In its heyday, Northeast Career Planning's Menands offices packaged 18,000 Nerf footballs a day.
They were shipped out to Northeast stores. It was the same for several General Electric products, Beech-Nut foods and Mattel merchandise.
Many have attributed the agency's success to one man, 35-year employee and 25-year executive director William Norton.
On Friday, Jan. 4, Norton retired from his post. Countless workers called consumers at the Menands warehouse -- came to say goodbye. A half hour later they were all back at work.
Norton headed NCP, a 53-year-old nonprofit organization that helps place people with disabilities in jobs, and helps recovering drug addicts and alcoholics get back to work.
When Norton, 67, first started the operation, it was called The Workshop. The name changed when Norton started the push to get people good work in the community rather than just in-house.
Under his tenure, thousands have joined, or remained in, the workforce, bringing the once $300,000 operating budget up to $8 million and putting anywhere from 400 to 500 people a year back on track and back to work.

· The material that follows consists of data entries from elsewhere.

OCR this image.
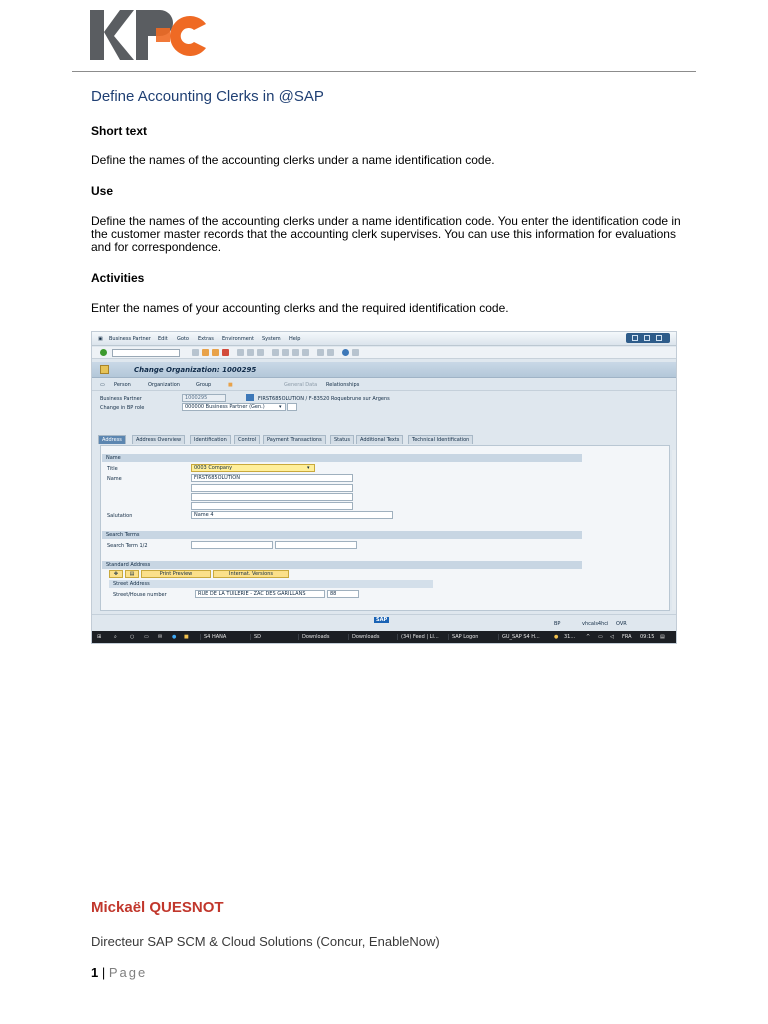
Define Accounting Clerks in @SAP
Short text
Define the names of the accounting clerks under a name identification code.
Use
Define the names of the accounting clerks under a name identification code. You enter the identification code in the customer master records that the accounting clerk supervises. You can use this information for evaluations and for correspondence.
Activities
Enter the names of your accounting clerks and the required identification code.
▣ Business Partner Edit Goto Extras Environment System Help
Change Organization: 1000295
▭ Person	Organization	Group	■	General Data Relationships
Business Partner	1000295	FIRST685OLUTION / F-83520 Roquebrune sur Argens
Change in BP role	000000 Business Partner (Gen.)	▾
Address	Address Overview	Identification	Control	Payment Transactions	Status	Additional Texts	Technical Identification
Name
Title	0003 Company	▾
Name	FIRST685OLUTION
Salutation	Name 4
Search Terms
Search Term 1/2
Standard Address
✥	▤	Print Preview	Internat. Versions
Street Address
Street/House number	RUE DE LA TUILERIE - ZAC DES GARILLANS	88
SAP
BP	vhcals4hci OVR
⊞	⌕	○ ▭ ✉ ● ■	S4 HANA	SD	Downloads	Downloads	(34) Feed | LI...	SAP Logon	GU_SAP S4 H...	● 31... ^ ▭ ◁ FRA 09:15 ▤
Mickaël QUESNOT
Directeur SAP SCM & Cloud Solutions (Concur, EnableNow)
1 | Page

Initially it was a lot more work trying to build this place. The whole philosophy changed in rehab. It changed to community placement get 'em working," said Norton.

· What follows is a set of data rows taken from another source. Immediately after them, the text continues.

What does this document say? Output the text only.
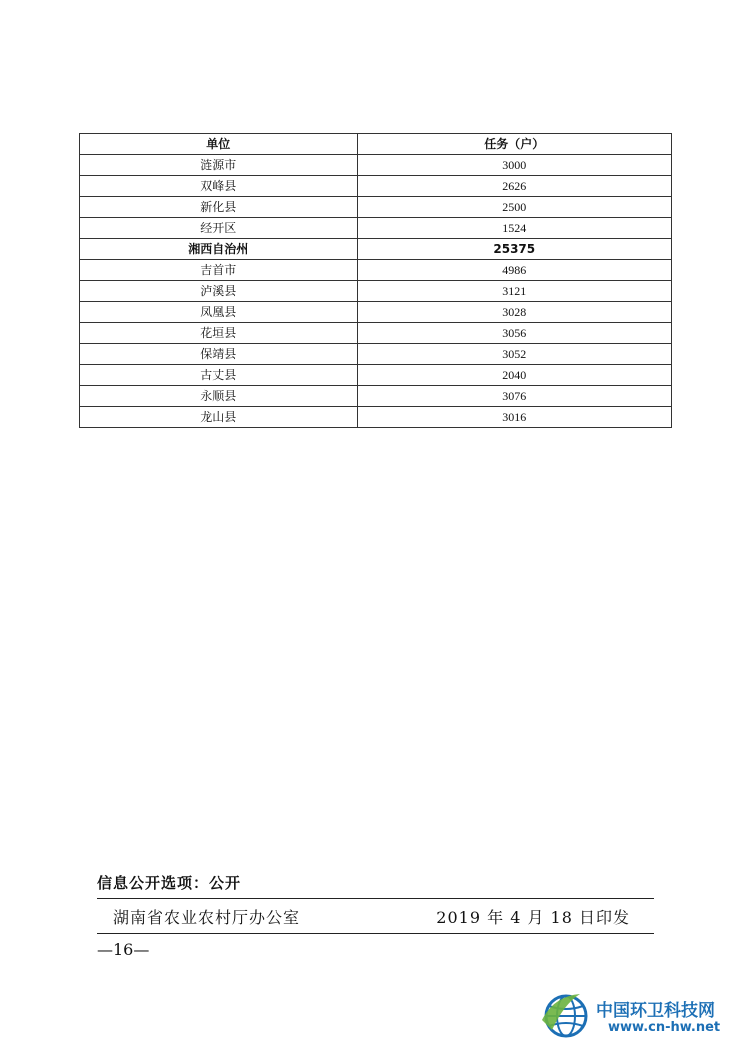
单位	任务（户）
涟源市	3000
双峰县	2626
新化县	2500
经开区	1524
湘西自治州	25375
吉首市	4986
泸溪县	3121
凤凰县	3028
花垣县	3056
保靖县	3052
古丈县	2040
永顺县	3076
龙山县	3016
信息公开选项：公开
湖南省农业农村厅办公室	2019 年 4 月 18 日印发
—16—
中国环卫科技网
www.cn-hw.net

NCP at one time placed about 500 people a year, he said.
Now, although the numbers are down slightly, the rate of pay is higher for many.
Every day, nearly 120 workers pile into one of two of the Menands production warehouses where workers package goods for delivery. When the operation first started in the 1950s, the site was the largest warehouse outside of New York City, but outsourcing has taken its toll on NCP.
Norton and his staff's response was to push harder on communities from Hudson in the south to Glens Falls in the north, setting up satellite offices to not only provide work out of the Menands offices but within the community workforce.